Pension insurance system
The main goal of the three-pillar pension model is to combine the advantages of the pay-as-you go and capital-based systems to ensure pension income that would substitute a significant part of the income before retirement.
Here are some facts that could be useful:
In 2000 the foundations were laid of the three-pillar pension insurance system in Bulgaria. The three-pillar system combines the advantages of the pay-as-you-go system (the state system of pension insurance – 1st pillar) and the capital-based systems (Supplementary Mandatory – 2nd pillar, operating through the universal and professional funds, and the supplementary voluntary pension insurance – 3rd pillar).

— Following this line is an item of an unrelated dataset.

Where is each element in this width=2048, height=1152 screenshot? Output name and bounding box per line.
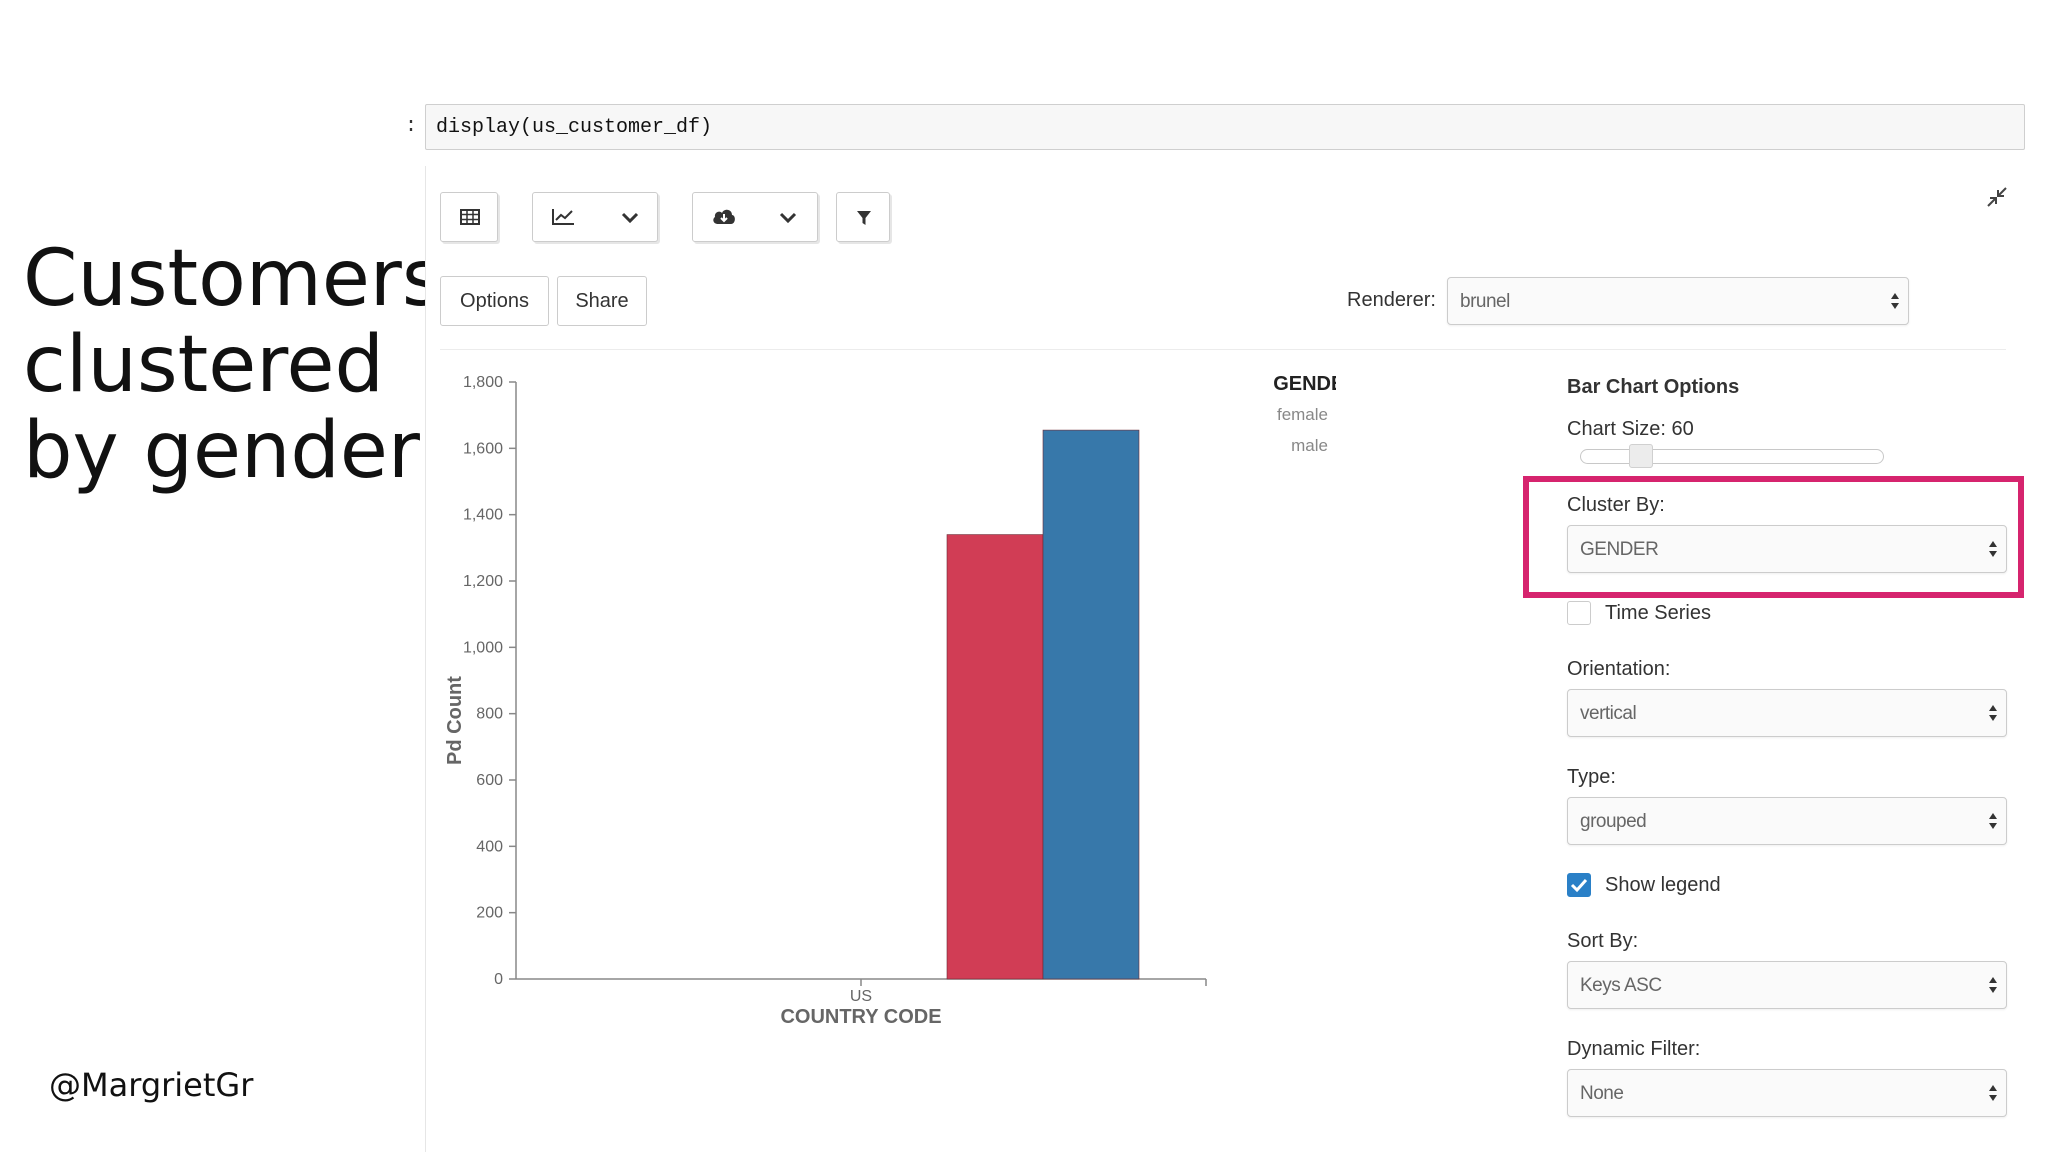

The pay-as-you go system is based on the principles of solidarity between generations. This means that the working generation of today, through their social security contributions, provides the payment of pensions to the pensioners. The deterioration of the demographic structure also means that the number of working persons is decreasing and that poses major challenges to the state social security system in paying adequate pensions in the future.
This is why the capital systems have become more important: taking the opportunities of the capital markets, these systems aim to increase the funds deposited by the insured persons. With the capital principles the amounts deposited are accumulated on the individual account and are possessed by the insured person. The amount of the pension is determined by the amount of funds accumulated on the account and the regulations of the respective pension fund. The capital systems have been set up in countries with the best pension insurance in Europe: The Netherlands, Sweden, Denmark, Switzerland, Great Britain, etc.
How does the pension system work?
To the state social security system (1st pillar), supplementary mandatory pension insurance was added the 2nd pillar - supplementary mandatory insurance, that works through the universal and professional pension fund. The supplementary voluntary pension insurance (3rd pillar) functions through voluntary pension funds. Thus, in addition to the state pension you can get a pension from the funds for supplementary pension insurance and pensions, based on the capital principle.